Tras unos instantes observando en silencio el paisaje, volvimos al automóvil, desde cuyo interior, antes de arrancar, percibimos el rumor de otro vehículo que, en sentido similar al nuestro, se acercaba por la carretera. No tardó en aparecer tras la curva. Era un camión Pegaso cargado de maquinaria americana para la construcción de la presa. Al pasar a nuestro lado, debido a la baja velocidad que le imponía la pendiente, Aparecido y yo pudimos intercambiar un saludo con el conductor, un hombre joven, pálido y barbudo, de mirada apática, que cubría su cabeza con un gorro de lana color verde.
—¿Dónde viven los trabajadores de la presa? —pregunté, mirando cómo se balanceaba peligrosamente la carga del camión con cada bache.
—En unos barracones junto a la obra —respondió Aparecido.
—¿Se relacionan con la gente del pueblo?
—Lo justo y necesario. En días festivos algunos, los más jóvenes, suben al pueblo a dar una vuelta, pero los demás prácticamente viven aislados con sus familias y solo se relacionan entre ellos.
—No os darán muchos problemas, entonces.
—La mayoría no.

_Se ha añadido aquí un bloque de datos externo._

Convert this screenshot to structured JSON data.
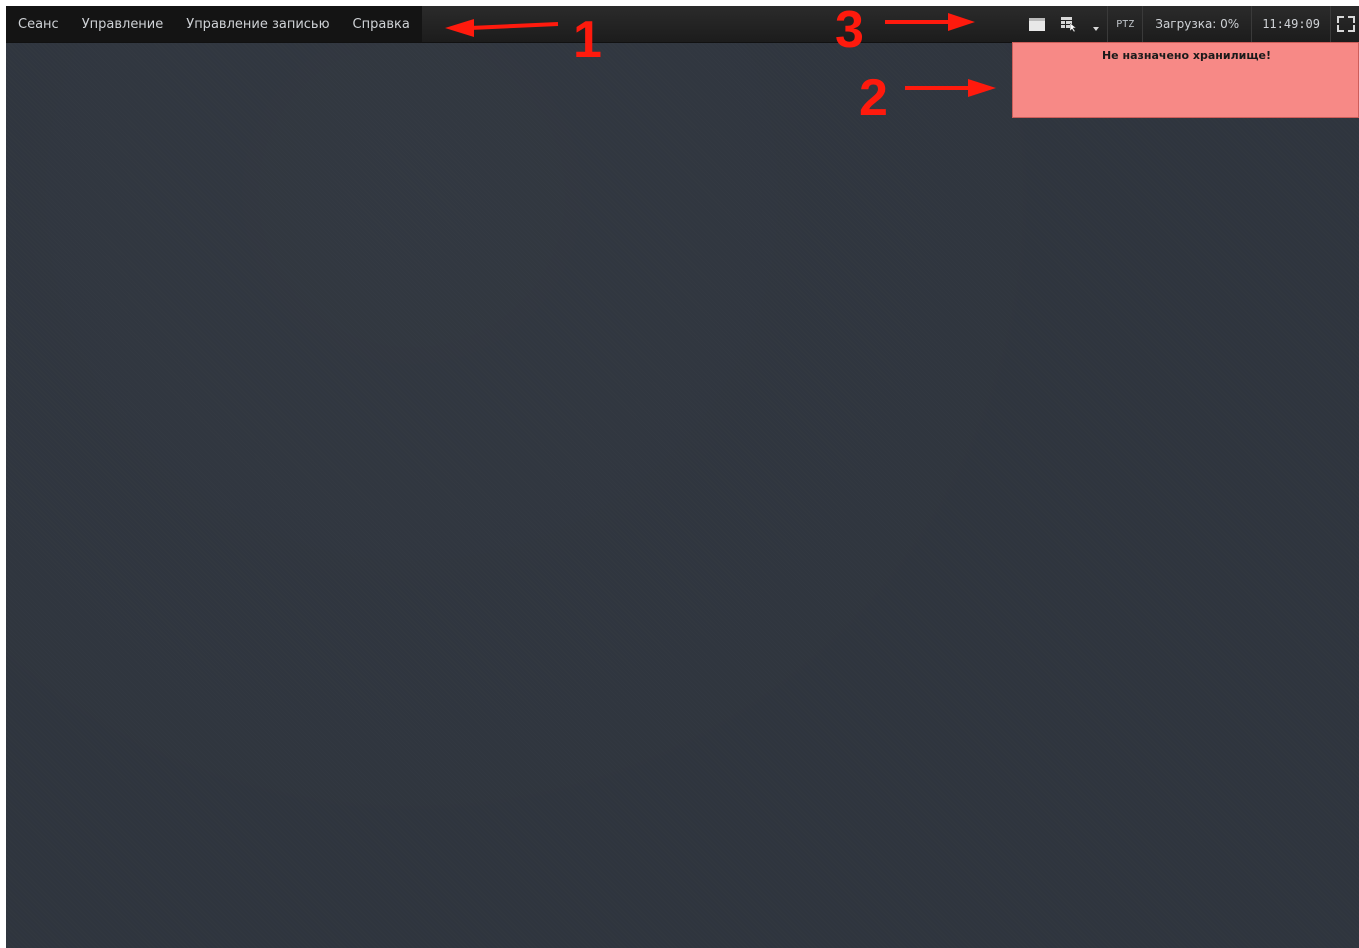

Son gente de campo, gente honrada que ha venido aquí a trabajar y ahorrar lo que puedan. Igual que esos que decía usted antes, los que van a Madrid a buscarse la vida.
—Y los que no son la mayoría, ¿son conflictivos?
—Bueno, en todas partes cuecen habas, ya se sabe. Hay unos pocos que de vez en cuando se ponen gallitos, sobre todo cuando les da por emborracharse.
—¿De esos hay alguno en concreto que os haya llamado la atención? ¿Alguno que sobresalga?
—No, ninguno en especial. Ya le digo que son solo unos pocos los que dan guerra, y a esos ya los tenemos a todos fichados. Por ejemplo, a ese mismo que acaba de pasar, al conductor del camión, lo detuvimos hace un par de meses. Se llama Cosme y es un buen elemento. Una tarde entró en el bar del pueblo borracho como una cuba y lanzando proclamas contra el Gobierno, y hasta agredió a don Emiliano, el cura, cuando quiso sosegarlo. Luego, después de que le diéramos un repaso en el cuartel y se le pasara la mona, quedó fino como un guante y se disculpó con todo el mundo. Ya le digo que en el fondo son buena gente, solo que hay algunos con los que hay que tener mucho ojo.
—¿Qué tipo de proclamas son las que gritaba?
—Propaganda comunista, de esas de «la tierra para quien la trabaja» y cosas así. Lo que leen en las revistas clandestinas que se pasan a escondidas unos a otros.
—¿Y cómo fue que la cosa no pasó a mayores? ¿Cómo es que este hombre sigue en libertad? Si hubiera liado una de esas en un bar de Madrid, a estas horas estaría silbando coplas en Carabanchel.
—Fue una decisión personal del capitán, después de hablar por teléfono con el presidente de la compañía eléctrica. Supongo que llegarían a la conclusión de que no merecía la pena arruinarle la vida a nadie por una noche de borrachera, y que lo más conveniente era dejarlo correr.
—Lo más conveniente para el trabajador… Y también para el buen nombre de la compañía.
—Así funcionan aquí las cosas.
—Aquí y en todas partes. Anda, vámonos.
Reemprendimos la marcha, y en un par de minutos nos adentramos en Valrrojo, un caserío compuesto por poco más de una treintena de edificaciones de piedra agrupadas en torno a la avenida principal, la única vía asfaltada y con alumbrado público. A nuestro paso no percibimos más movimiento que el de una anciana de negro que caminaba por la acera apoyada en un bastón, y que se detuvo curiosa a mirarnos una vez la hubimos sobrepasado con el coche.
—¿Dónde está el puesto de la Guardia Civil? —pregunté, cuando ya completábamos la avenida.